How did your organization get started with Zuul?
We started using Zuul for the development of OpenStack client components like SDKs, CLIs, and other internal operational software components. After we managed to get some changes merged into Zuul, we deployed it productively as our continuous integration system. Today it is our CI system for the development of all open source tooling we offer to our clients. Furthermore, Zuul is currently used for monitoring our platform services quality. For that, we periodically execute a set of tests. It also includes monitoring permanently our RefStack compliance.
We prepare Zuul as an internal service for other departments inside Deutsche Telekom apart from our own projects in the future. We run Zuul on our own public cloud, the Open Telekom Cloud, and also spawn the VMs there. We are all-in OpenStack!
Describe how you’re using Zuul
Currently, we have Zuul working on a public domain interacting with GitHub. Although the CI workflow with Gerrit is very powerful, we observed that some users struggle with its complexity. We thus made a decision to stay with GitHub to allow more people in our community to participate in the development of our projects. Nodepool spins up the virtual machines for the jobs facilitating an OpenStack driver.
What is your current scale?
We have a five-node zookeeper cluster and each one scheduler, a nodepool-builder, and a nodepool-launcher. At present two Zuul executors satisfy our needs. We have about ten projects managed by Zuul but plan to increase this number up to 50 soon. On average we do 50 builds a day.
What benefits has your organization seen from using Zuul?
We are now prepared for growth. Today, our projects are clearly laid out in size and complexity, but we expect the complexity to grow. Therefore we are relieved to have gating in place ensuring all software is tested and consistent all the time. That allows us to scale the number of projects we cover.
Second, we have better control over where and how the build and test processes take place. Since we are testing real-life cloud scenarios, there are credentials for and access to actual cloud resources involved. With Zuul and Nodepool we have better control over these virtual machines and the stored data.
Last, but not least we have a rather complex integration and deployment workflow. It is not just software that we build and package, but we also create other artifacts like documentation, PyPI packages, and a lot more that requires extra steps. We like the flexibility of having Ansible playbooks defining those workflows.
What have the challenges been (and how have you solved them)?
It is important for us to test all aspects of our public cloud. This functional testing obviously includes logging into domains, creating resources, and dealing with all aspects of credentials. Since this setup is connected to GitHub and thus indirectly accessible for the public, we felt a bit uneasy to run the Zuul setup on the same platform where we conducted the actual tests and builds. Eventually, we segregated those scopes by means of several dedicated OpenStack domains, where only Zuul is having API access to. So in the worst case should credentials should ever leak, we just have to clean up and reset one of our test domains, but the Zuul infrastructure itself remains unaffected from that. We facilitate the “project cleanup” feature of the OpenStack SDK for that, to which we also contributed.
We also experienced functional tests or verification of refstack often leave a lot of debris behind, which was not cleaned up by the code, sometimes even because of failing API calls of OpenStack itself. We leverage “project cleanup” also to mitigate this behavior.
Zuul publishes also a lot of information in log files to public readable Swift containers. Our security teams complain about that, even if most of the information is harmless. In some cases, we patched Zuul or its jobs so this data does not accumulate in the first place.
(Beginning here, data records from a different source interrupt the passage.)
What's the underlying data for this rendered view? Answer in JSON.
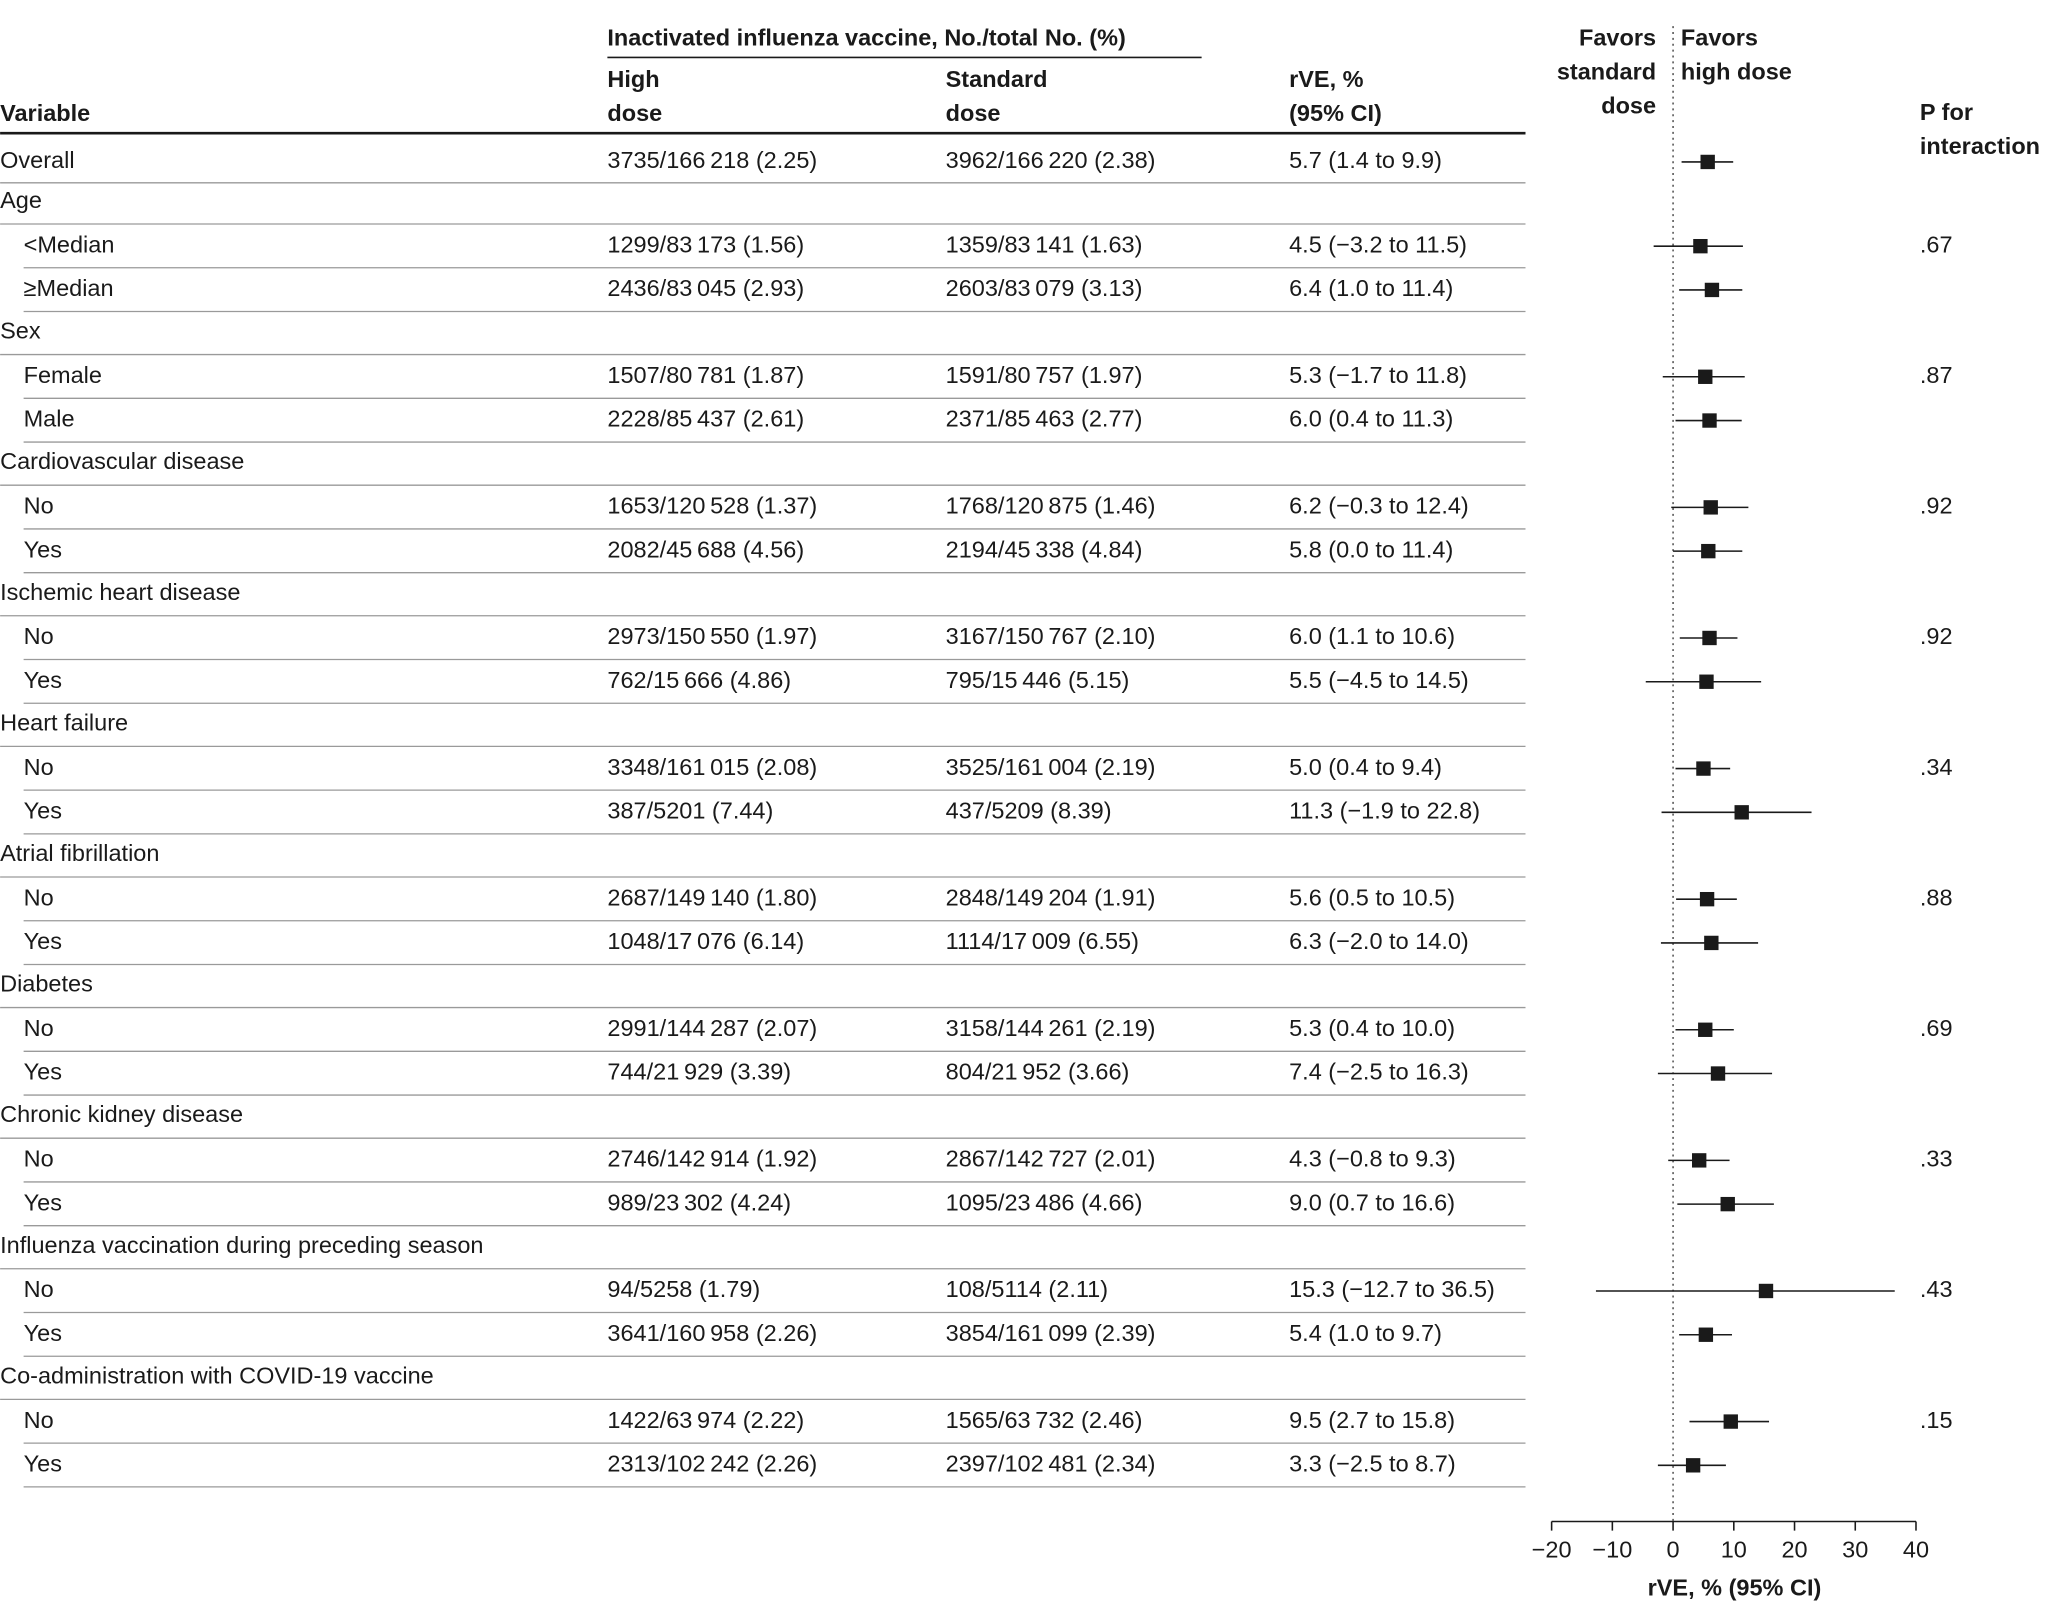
{
  "chart_data": {
    "type": "forest",
    "color": "#1a1a1a",
    "group_header": "Inactivated influenza vaccine, No./total No. (%)",
    "column_headers": {
      "variable": [
        "Variable"
      ],
      "high_dose": [
        "High",
        "dose"
      ],
      "standard_dose": [
        "Standard",
        "dose"
      ],
      "rve": [
        "rVE, %",
        "(95% CI)"
      ],
      "p": [
        "P for",
        "interaction"
      ]
    },
    "favors_left": [
      "Favors",
      "standard",
      "dose"
    ],
    "favors_right": [
      "Favors",
      "high dose"
    ],
    "xlabel": "rVE, % (95% CI)",
    "xlim": [
      -20,
      40
    ],
    "xticks": [
      {
        "value": -20,
        "label": "−20"
      },
      {
        "value": -10,
        "label": "−10"
      },
      0,
      10,
      20,
      30,
      40
    ],
    "overall": {
      "label": "Overall",
      "high_dose": "3735/166 218 (2.25)",
      "standard_dose": "3962/166 220 (2.38)",
      "rve": "5.7 (1.4 to 9.9)",
      "estimate": 5.7,
      "lower": 1.4,
      "upper": 9.9
    },
    "groups": [
      {
        "label": "Age",
        "p": ".67",
        "rows": [
          {
            "label": "<Median",
            "high_dose": "1299/83 173 (1.56)",
            "standard_dose": "1359/83 141 (1.63)",
            "rve": "4.5 (−3.2 to 11.5)",
            "estimate": 4.5,
            "lower": -3.2,
            "upper": 11.5
          },
          {
            "label": "≥Median",
            "high_dose": "2436/83 045 (2.93)",
            "standard_dose": "2603/83 079 (3.13)",
            "rve": "6.4 (1.0 to 11.4)",
            "estimate": 6.4,
            "lower": 1.0,
            "upper": 11.4
          }
        ]
      },
      {
        "label": "Sex",
        "p": ".87",
        "rows": [
          {
            "label": "Female",
            "high_dose": "1507/80 781 (1.87)",
            "standard_dose": "1591/80 757 (1.97)",
            "rve": "5.3 (−1.7 to 11.8)",
            "estimate": 5.3,
            "lower": -1.7,
            "upper": 11.8
          },
          {
            "label": "Male",
            "high_dose": "2228/85 437 (2.61)",
            "standard_dose": "2371/85 463 (2.77)",
            "rve": "6.0 (0.4 to 11.3)",
            "estimate": 6.0,
            "lower": 0.4,
            "upper": 11.3
          }
        ]
      },
      {
        "label": "Cardiovascular disease",
        "p": ".92",
        "rows": [
          {
            "label": "No",
            "high_dose": "1653/120 528 (1.37)",
            "standard_dose": "1768/120 875 (1.46)",
            "rve": "6.2 (−0.3 to 12.4)",
            "estimate": 6.2,
            "lower": -0.3,
            "upper": 12.4
          },
          {
            "label": "Yes",
            "high_dose": "2082/45 688 (4.56)",
            "standard_dose": "2194/45 338 (4.84)",
            "rve": "5.8 (0.0 to 11.4)",
            "estimate": 5.8,
            "lower": 0.0,
            "upper": 11.4
          }
        ]
      },
      {
        "label": "Ischemic heart disease",
        "p": ".92",
        "rows": [
          {
            "label": "No",
            "high_dose": "2973/150 550 (1.97)",
            "standard_dose": "3167/150 767 (2.10)",
            "rve": "6.0 (1.1 to 10.6)",
            "estimate": 6.0,
            "lower": 1.1,
            "upper": 10.6
          },
          {
            "label": "Yes",
            "high_dose": "762/15 666 (4.86)",
            "standard_dose": "795/15 446 (5.15)",
            "rve": "5.5 (−4.5 to 14.5)",
            "estimate": 5.5,
            "lower": -4.5,
            "upper": 14.5
          }
        ]
      },
      {
        "label": "Heart failure",
        "p": ".34",
        "rows": [
          {
            "label": "No",
            "high_dose": "3348/161 015 (2.08)",
            "standard_dose": "3525/161 004 (2.19)",
            "rve": "5.0 (0.4 to 9.4)",
            "estimate": 5.0,
            "lower": 0.4,
            "upper": 9.4
          },
          {
            "label": "Yes",
            "high_dose": "387/5201 (7.44)",
            "standard_dose": "437/5209 (8.39)",
            "rve": "11.3 (−1.9 to 22.8)",
            "estimate": 11.3,
            "lower": -1.9,
            "upper": 22.8
          }
        ]
      },
      {
        "label": "Atrial fibrillation",
        "p": ".88",
        "rows": [
          {
            "label": "No",
            "high_dose": "2687/149 140 (1.80)",
            "standard_dose": "2848/149 204 (1.91)",
            "rve": "5.6 (0.5 to 10.5)",
            "estimate": 5.6,
            "lower": 0.5,
            "upper": 10.5
          },
          {
            "label": "Yes",
            "high_dose": "1048/17 076 (6.14)",
            "standard_dose": "1114/17 009 (6.55)",
            "rve": "6.3 (−2.0 to 14.0)",
            "estimate": 6.3,
            "lower": -2.0,
            "upper": 14.0
          }
        ]
      },
      {
        "label": "Diabetes",
        "p": ".69",
        "rows": [
          {
            "label": "No",
            "high_dose": "2991/144 287 (2.07)",
            "standard_dose": "3158/144 261 (2.19)",
            "rve": "5.3 (0.4 to 10.0)",
            "estimate": 5.3,
            "lower": 0.4,
            "upper": 10.0
          },
          {
            "label": "Yes",
            "high_dose": "744/21 929 (3.39)",
            "standard_dose": "804/21 952 (3.66)",
            "rve": "7.4 (−2.5 to 16.3)",
            "estimate": 7.4,
            "lower": -2.5,
            "upper": 16.3
          }
        ]
      },
      {
        "label": "Chronic kidney disease",
        "p": ".33",
        "rows": [
          {
            "label": "No",
            "high_dose": "2746/142 914 (1.92)",
            "standard_dose": "2867/142 727 (2.01)",
            "rve": "4.3 (−0.8 to 9.3)",
            "estimate": 4.3,
            "lower": -0.8,
            "upper": 9.3
          },
          {
            "label": "Yes",
            "high_dose": "989/23 302 (4.24)",
            "standard_dose": "1095/23 486 (4.66)",
            "rve": "9.0 (0.7 to 16.6)",
            "estimate": 9.0,
            "lower": 0.7,
            "upper": 16.6
          }
        ]
      },
      {
        "label": "Influenza vaccination during preceding season",
        "p": ".43",
        "rows": [
          {
            "label": "No",
            "high_dose": "94/5258 (1.79)",
            "standard_dose": "108/5114 (2.11)",
            "rve": "15.3 (−12.7 to 36.5)",
            "estimate": 15.3,
            "lower": -12.7,
            "upper": 36.5
          },
          {
            "label": "Yes",
            "high_dose": "3641/160 958 (2.26)",
            "standard_dose": "3854/161 099 (2.39)",
            "rve": "5.4 (1.0 to 9.7)",
            "estimate": 5.4,
            "lower": 1.0,
            "upper": 9.7
          }
        ]
      },
      {
        "label": "Co-administration with COVID-19 vaccine",
        "p": ".15",
        "rows": [
          {
            "label": "No",
            "high_dose": "1422/63 974 (2.22)",
            "standard_dose": "1565/63 732 (2.46)",
            "rve": "9.5 (2.7 to 15.8)",
            "estimate": 9.5,
            "lower": 2.7,
            "upper": 15.8
          },
          {
            "label": "Yes",
            "high_dose": "2313/102 242 (2.26)",
            "standard_dose": "2397/102 481 (2.34)",
            "rve": "3.3 (−2.5 to 8.7)",
            "estimate": 3.3,
            "lower": -2.5,
            "upper": 8.7
          }
        ]
      }
    ]
  }
}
Both for operational and security reasons, we’d like to containerize all workloads as much as possible. Zuul comes with a set of Docker containers. Unfortunately, especially the Nodepool-builder needs a lot of privileges, which is hard to implement with plain old Docker. Our approach is to leverage Podman as an alternative for that.
What are your future plans with Zuul?
The Gerrit code review system implements a sophisticated role model, which enables users to do code reviews, promote revisions, or to authorize the eventual merges. It is a real challenge to implement these access control features just with GitHub. As a workaround for the time being we use “/merge” comments on the pull requests.
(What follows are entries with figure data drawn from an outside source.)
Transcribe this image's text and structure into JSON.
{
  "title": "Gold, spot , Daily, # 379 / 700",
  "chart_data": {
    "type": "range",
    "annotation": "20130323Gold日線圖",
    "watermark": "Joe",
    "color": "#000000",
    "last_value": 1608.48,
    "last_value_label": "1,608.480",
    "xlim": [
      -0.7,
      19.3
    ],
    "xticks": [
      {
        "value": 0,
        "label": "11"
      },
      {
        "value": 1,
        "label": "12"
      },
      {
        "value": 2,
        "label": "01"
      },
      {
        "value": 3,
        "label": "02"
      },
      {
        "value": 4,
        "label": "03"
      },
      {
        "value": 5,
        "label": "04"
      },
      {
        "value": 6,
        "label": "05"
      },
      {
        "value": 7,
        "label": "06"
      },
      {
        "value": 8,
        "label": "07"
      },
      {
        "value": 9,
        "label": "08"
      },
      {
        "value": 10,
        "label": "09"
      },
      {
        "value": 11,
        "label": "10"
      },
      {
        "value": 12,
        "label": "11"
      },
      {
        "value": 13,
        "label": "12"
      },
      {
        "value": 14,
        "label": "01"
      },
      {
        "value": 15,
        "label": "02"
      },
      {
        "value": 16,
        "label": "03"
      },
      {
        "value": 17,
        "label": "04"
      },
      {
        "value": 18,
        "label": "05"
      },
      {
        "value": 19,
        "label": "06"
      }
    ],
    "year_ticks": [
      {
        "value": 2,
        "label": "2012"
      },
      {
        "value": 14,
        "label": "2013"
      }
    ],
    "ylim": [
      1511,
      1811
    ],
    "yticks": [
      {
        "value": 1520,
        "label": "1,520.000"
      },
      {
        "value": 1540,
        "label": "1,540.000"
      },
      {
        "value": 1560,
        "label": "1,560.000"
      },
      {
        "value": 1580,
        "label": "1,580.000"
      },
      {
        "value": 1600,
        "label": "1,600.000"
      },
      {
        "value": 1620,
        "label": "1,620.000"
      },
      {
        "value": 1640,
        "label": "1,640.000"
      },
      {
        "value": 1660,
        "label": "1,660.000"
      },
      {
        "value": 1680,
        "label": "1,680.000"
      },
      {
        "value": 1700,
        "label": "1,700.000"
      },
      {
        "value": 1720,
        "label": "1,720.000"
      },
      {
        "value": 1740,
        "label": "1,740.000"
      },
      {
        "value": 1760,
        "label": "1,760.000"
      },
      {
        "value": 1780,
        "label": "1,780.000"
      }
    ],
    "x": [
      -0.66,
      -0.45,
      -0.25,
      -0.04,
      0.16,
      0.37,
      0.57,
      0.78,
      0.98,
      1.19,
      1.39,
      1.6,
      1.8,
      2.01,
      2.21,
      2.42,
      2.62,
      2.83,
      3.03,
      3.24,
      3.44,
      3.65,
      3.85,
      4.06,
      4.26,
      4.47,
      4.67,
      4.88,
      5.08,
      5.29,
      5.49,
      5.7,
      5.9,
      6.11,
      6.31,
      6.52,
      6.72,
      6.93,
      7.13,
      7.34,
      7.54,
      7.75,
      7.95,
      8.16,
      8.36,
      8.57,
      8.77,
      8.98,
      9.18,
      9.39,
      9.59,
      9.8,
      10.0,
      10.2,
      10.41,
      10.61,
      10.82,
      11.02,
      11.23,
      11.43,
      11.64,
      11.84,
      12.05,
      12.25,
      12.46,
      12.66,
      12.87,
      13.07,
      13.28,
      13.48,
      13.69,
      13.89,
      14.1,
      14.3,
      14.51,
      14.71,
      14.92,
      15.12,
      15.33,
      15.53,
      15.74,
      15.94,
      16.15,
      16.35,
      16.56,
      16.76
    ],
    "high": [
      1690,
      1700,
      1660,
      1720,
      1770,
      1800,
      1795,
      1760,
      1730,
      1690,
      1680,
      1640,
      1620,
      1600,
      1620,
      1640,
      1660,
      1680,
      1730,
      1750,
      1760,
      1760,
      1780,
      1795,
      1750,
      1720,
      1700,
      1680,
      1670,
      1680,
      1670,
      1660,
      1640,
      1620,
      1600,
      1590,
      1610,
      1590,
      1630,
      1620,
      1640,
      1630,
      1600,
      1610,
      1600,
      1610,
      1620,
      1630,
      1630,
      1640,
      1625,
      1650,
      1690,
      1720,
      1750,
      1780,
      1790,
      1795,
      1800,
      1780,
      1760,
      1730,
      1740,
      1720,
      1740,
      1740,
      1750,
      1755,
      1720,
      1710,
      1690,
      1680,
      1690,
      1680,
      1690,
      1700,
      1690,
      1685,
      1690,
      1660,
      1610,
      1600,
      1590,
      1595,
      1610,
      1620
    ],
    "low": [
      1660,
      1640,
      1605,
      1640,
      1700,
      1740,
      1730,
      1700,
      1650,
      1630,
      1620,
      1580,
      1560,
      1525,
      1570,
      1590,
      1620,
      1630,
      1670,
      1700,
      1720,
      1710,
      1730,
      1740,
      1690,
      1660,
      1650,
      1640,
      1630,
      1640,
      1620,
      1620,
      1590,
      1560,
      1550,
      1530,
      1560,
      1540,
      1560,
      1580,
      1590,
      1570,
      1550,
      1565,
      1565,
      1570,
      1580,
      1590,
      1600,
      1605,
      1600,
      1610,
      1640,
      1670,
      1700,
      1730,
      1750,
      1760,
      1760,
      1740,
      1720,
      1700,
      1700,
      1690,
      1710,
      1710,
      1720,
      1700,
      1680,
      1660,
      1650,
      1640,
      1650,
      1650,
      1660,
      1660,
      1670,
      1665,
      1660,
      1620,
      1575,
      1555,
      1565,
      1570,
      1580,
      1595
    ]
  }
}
Even though Zuul’s prime directive is to automate, sometimes it’s nice to be able to manually intervene. Unfortunately, there’s currently not really a UI for administrative tasks like re-building some artifacts. That would come in handy to migrate even more Jenkins jobs.
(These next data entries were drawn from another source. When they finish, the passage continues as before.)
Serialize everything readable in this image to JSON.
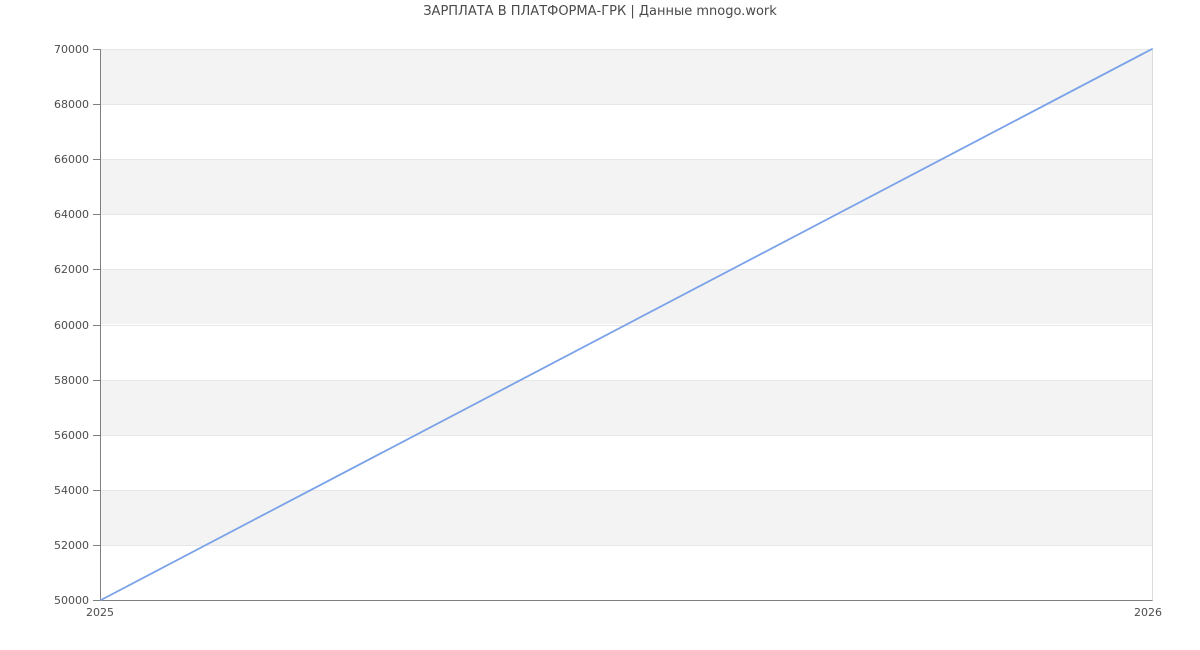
{
  "chart_data": {
    "type": "line",
    "title": "ЗАРПЛАТА В ПЛАТФОРМА-ГРК | Данные mnogo.work",
    "x": [
      2025,
      2026
    ],
    "xticklabels": [
      "2025",
      "2026"
    ],
    "series": [
      {
        "values": [
          50000,
          70000
        ],
        "color": "#7aa2e8",
        "width": 1.8
      }
    ],
    "xlabel": "",
    "ylabel": "",
    "xlim": [
      2025,
      2026
    ],
    "ylim": [
      50000,
      70000
    ],
    "ytick_step": 2000,
    "yticklabels": [
      "70000",
      "68000",
      "66000",
      "64000",
      "62000",
      "60000",
      "58000",
      "56000",
      "54000",
      "52000",
      "50000"
    ],
    "legend": "none",
    "grid": "horizontal alternating bands with gridline at each y tick",
    "band_colors": [
      "#f3f3f3",
      "#ffffff"
    ],
    "gridline_color": "#e7e7e7",
    "axis_color": "#7f7f7f",
    "right_border_color": "#dcdcdc",
    "tick_label_color": "#4d4d4d",
    "title_color": "#4a4a4a",
    "background_color": "#ffffff"
  }
}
The operation of Zuul is complex and we currently don’t have a dedicated ops team. We decrease the effort of operations by implementing Ansible playbooks for that, but this an ongoing effort.
We work on transforming Zuul into an internal offering for other Deutsche Telekom subsidiaries and projects, so they also start using it. We’re also very interested in enabling Kubernetes and OpenShift to act as an operations platform for Zuul. Here the challenge is inherited from multi-cloud issues that are required by high availability.
Are there specific Zuul features that drew you to Zuul?
Zuul fuels the development of OpenStack, which is a remarkable job and a considerable responsibility. We are impressed by how scalable and flexible it is and have even adapted its architecture to internal projects. We’re confident that there is more to come.